Passer par la porte arrière

La députée France Gélinas penche du même côté : «Extendicare, c’est l’une des trois grosses chaines de maisons de soins de longue durée privées en Ontario [avec Sienna Senior Living et Chartwell Retirement Residences]. Je te dirais que la stratégie de communication est la même dans toutes leurs maisons, parce qu’il y a des gens de différents foyers qui m’appellent et on se rend compte qu’ils reçoivent les mêmes courriels et les mêmes notes, peu importe dans quelle maison ils sont.» 

Plusieurs citoyens ont fait appel à Mme Gélinas afin de déjouer le manque de communication d’Extendicare. «Dans toutes les maisons de soins de longue durée, il y a des médecins responsables des soins, mais elles doivent aussi embaucher des médecins consultants. Donc, ce que je fais souvent, c’est que je trouve qui est le médecin consultant pour cette maison-là et je mets la personne en contact avec lui ou elle. Mais ce n’est pas comme ça que ça devrait être», indique la députée, qui préfèrerait que les médecins responsables puissent s’adresser directement aux familles.   

Des communications inégales

Les maisons de soins de longue durée ont le devoir de répondre aux questions des personnes responsables des ainés. «Il y en a qui le font très bien, qui vont organiser des téléconférences et donner des mises à jour quotidiennes. Et il y en a d’autres où c’est pitoyable», déplore la députée.

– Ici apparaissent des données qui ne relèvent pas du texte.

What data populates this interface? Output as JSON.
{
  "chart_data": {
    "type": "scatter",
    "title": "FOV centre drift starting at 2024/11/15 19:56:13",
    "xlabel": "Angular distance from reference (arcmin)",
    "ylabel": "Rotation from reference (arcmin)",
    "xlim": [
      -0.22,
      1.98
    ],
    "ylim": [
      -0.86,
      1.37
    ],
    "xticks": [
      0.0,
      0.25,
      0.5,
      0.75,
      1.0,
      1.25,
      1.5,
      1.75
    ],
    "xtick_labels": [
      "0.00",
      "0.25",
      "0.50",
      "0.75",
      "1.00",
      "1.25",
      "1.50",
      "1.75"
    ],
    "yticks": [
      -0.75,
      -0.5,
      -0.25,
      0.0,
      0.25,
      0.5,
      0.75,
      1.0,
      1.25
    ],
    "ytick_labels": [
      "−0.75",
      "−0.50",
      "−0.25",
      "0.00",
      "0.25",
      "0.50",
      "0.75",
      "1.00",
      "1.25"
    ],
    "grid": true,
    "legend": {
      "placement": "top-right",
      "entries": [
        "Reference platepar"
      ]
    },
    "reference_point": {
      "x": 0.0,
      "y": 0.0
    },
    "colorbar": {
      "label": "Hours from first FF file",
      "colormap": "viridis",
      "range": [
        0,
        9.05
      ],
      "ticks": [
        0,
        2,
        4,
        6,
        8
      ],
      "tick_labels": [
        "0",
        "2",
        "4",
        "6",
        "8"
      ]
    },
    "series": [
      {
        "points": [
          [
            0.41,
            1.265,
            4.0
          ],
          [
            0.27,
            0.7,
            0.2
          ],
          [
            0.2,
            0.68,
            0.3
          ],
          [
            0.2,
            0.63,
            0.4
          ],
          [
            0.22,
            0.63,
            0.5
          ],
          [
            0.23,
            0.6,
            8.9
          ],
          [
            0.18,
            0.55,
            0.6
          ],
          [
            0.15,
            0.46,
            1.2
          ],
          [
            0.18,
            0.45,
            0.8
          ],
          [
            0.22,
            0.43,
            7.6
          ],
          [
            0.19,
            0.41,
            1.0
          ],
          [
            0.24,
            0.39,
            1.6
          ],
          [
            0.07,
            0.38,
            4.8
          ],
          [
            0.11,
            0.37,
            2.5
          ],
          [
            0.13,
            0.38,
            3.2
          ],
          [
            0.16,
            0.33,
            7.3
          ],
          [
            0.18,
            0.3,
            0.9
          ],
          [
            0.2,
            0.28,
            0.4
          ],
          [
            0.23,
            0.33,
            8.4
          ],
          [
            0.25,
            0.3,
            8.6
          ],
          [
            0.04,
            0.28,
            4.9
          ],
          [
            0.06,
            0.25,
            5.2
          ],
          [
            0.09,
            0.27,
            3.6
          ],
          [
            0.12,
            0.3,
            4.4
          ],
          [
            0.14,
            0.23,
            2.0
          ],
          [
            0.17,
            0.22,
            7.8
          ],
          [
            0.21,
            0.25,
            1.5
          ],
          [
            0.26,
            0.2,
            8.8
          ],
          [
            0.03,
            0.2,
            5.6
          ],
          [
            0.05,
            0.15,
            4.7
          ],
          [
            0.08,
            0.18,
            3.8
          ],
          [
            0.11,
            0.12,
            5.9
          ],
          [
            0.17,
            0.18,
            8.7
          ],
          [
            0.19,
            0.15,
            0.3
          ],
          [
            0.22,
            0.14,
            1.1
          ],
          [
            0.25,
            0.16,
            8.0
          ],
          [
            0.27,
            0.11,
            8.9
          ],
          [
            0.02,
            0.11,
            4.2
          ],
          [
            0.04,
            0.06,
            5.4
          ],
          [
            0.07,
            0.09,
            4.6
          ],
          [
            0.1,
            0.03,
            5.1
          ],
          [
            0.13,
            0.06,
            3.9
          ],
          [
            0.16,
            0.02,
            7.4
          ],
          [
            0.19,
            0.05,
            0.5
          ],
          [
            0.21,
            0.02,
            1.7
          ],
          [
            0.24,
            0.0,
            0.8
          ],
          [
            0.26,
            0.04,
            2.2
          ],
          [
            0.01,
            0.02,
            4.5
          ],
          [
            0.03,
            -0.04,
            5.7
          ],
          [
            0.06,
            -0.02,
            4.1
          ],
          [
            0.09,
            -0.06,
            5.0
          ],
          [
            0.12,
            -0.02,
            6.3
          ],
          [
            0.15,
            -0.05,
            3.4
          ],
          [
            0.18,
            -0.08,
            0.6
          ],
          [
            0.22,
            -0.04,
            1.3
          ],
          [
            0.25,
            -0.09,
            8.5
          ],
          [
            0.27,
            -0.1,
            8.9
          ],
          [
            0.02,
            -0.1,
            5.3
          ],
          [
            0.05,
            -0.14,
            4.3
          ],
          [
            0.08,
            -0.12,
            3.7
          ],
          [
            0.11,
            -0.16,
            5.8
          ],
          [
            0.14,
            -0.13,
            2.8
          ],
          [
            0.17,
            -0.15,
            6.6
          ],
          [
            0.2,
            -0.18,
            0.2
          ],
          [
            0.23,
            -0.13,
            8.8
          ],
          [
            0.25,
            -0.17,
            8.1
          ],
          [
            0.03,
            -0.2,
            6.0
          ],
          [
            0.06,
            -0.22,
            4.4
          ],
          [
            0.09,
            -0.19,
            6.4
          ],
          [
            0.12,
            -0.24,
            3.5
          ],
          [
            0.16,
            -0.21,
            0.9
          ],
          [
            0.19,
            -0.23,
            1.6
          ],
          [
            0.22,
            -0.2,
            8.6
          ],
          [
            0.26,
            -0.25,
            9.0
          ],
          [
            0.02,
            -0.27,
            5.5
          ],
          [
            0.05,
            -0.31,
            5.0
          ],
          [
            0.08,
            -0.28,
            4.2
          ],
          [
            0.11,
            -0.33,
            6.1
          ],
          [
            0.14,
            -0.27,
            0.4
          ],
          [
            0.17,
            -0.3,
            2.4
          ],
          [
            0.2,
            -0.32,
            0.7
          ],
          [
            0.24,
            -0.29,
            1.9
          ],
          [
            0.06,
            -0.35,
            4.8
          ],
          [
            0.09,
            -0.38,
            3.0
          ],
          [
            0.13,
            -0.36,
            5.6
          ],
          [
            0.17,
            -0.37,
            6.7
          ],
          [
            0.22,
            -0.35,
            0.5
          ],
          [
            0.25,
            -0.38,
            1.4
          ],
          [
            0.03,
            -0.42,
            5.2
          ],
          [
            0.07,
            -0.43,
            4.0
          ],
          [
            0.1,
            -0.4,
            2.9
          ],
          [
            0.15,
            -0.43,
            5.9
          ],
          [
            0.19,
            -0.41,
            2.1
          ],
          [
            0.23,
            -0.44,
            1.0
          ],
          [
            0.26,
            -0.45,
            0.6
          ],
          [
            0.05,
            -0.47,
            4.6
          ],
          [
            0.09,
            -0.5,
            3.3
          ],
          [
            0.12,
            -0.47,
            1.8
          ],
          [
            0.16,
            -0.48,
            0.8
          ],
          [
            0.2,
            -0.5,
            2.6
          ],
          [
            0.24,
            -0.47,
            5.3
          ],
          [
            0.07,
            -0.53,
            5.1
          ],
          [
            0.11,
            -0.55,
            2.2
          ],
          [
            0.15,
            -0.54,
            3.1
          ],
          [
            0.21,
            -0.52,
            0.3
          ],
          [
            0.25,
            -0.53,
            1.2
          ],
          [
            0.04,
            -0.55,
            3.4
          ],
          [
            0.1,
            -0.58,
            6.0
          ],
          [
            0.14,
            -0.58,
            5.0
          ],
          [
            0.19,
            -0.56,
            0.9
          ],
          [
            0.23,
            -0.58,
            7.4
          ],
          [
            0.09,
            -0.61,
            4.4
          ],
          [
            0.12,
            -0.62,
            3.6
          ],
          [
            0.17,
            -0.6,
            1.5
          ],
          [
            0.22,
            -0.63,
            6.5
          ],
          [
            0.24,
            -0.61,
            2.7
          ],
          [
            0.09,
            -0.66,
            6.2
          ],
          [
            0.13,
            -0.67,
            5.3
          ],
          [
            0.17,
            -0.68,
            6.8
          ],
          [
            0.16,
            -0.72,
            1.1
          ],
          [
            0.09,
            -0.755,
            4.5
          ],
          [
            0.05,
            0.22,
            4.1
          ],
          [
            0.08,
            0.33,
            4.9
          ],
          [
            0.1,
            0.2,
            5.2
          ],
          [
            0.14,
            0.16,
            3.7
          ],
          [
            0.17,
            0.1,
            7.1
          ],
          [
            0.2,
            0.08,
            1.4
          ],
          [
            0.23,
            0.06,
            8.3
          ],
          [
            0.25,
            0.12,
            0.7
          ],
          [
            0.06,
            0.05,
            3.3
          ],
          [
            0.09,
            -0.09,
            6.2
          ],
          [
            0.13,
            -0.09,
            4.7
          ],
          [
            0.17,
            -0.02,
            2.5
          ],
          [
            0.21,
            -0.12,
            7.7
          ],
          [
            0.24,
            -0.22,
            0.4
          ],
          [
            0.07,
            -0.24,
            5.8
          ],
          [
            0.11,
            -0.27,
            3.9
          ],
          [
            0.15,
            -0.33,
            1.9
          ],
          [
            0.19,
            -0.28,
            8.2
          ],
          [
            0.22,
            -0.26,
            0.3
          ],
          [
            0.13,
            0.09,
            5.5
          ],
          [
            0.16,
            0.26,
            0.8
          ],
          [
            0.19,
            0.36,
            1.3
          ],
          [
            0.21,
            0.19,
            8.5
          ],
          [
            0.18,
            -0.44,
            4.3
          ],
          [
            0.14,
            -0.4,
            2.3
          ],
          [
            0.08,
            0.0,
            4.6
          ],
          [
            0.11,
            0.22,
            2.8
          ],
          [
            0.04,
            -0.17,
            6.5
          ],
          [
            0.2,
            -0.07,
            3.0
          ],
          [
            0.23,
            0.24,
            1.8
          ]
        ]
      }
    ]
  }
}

Lianne Pelletier, fille d’un résident du Temiskaming Lodge, un foyer de soins longue durée de la compagnie Jarlette Health Services, a eu une meilleure expérience et était satisfaite des mesures mises en place.

Photo : Alexandre Matte

«Il y a eu un cas de COVID-19 il y a quelques semaines et la personne est depuis guérie. Les employés du Lodge communiquent fréquemment avec ma mère par téléphone pour la tenir au courant de l’état des choses et de mon père. Certes, ils ne peuvent pas tout lui dire (par exemple l’identité ou le numéro de chambre de la personne infectée), pour des raisons de vie privée, j’imagine. Les travailleurs n’ont pas beaucoup de temps pour jaser avec elle, mais elle bénéficie quand même d’une communication directe avec le Lodge», décrit Mme Pelletier.

Quels droits ont ces locataires?

Les places en foyers de soins longue durée peuvent couter très cher, allant parfois jusqu’à 3000 $ par mois. Mais cette somme impressionnante ne donne pas plus de droits aux locataires.

«C’est le gouvernement qui surveille les maisons de soins de longue durée et qui paye pour les soins. [Les résidents] ne tombent pas sous la Loi sur la protection des locataires. Ils tombent sous le ministère de la Santé, où il y a habituellement plus de 300 règlements à suivre. Mais parce que le gouvernement a déclaré l’état d’urgence, ces règlements-là ne sont plus applicables», explique la députée France Gélinas.  

À ce relâchement s’ajoute la possibilité de recruter des bénévoles et d’annuler les formations. «Il y a des résidents qui ont des besoins très complexes et la raison pour laquelle ils sont dans une maison de soins de longue durée, c’est parce qu’ils nous disent que les services sont conçus et offerts par du monde formé», fait remarquer la fille de la résidente de la maison d’Extendicare.

La corporation Extendicare à Toronto a refusé une demande d’entrevue téléphonique. En ce qui concerne le manque de communication décrié par les familles des résidents, elle répond par écrit : «La COVID-19 a augmenté le besoin de communication dans plusieurs maisons et les familles reçoivent des mises à jour par écrit deux fois par semaine. On fait aussi des tests pour des visioconférences hebdomadaires où les familles peuvent poser des questions.»

France Gélinas invite les citoyens à faire part de leurs préoccupations à leur député provincial ou à formuler une plainte au ministère de la Santé.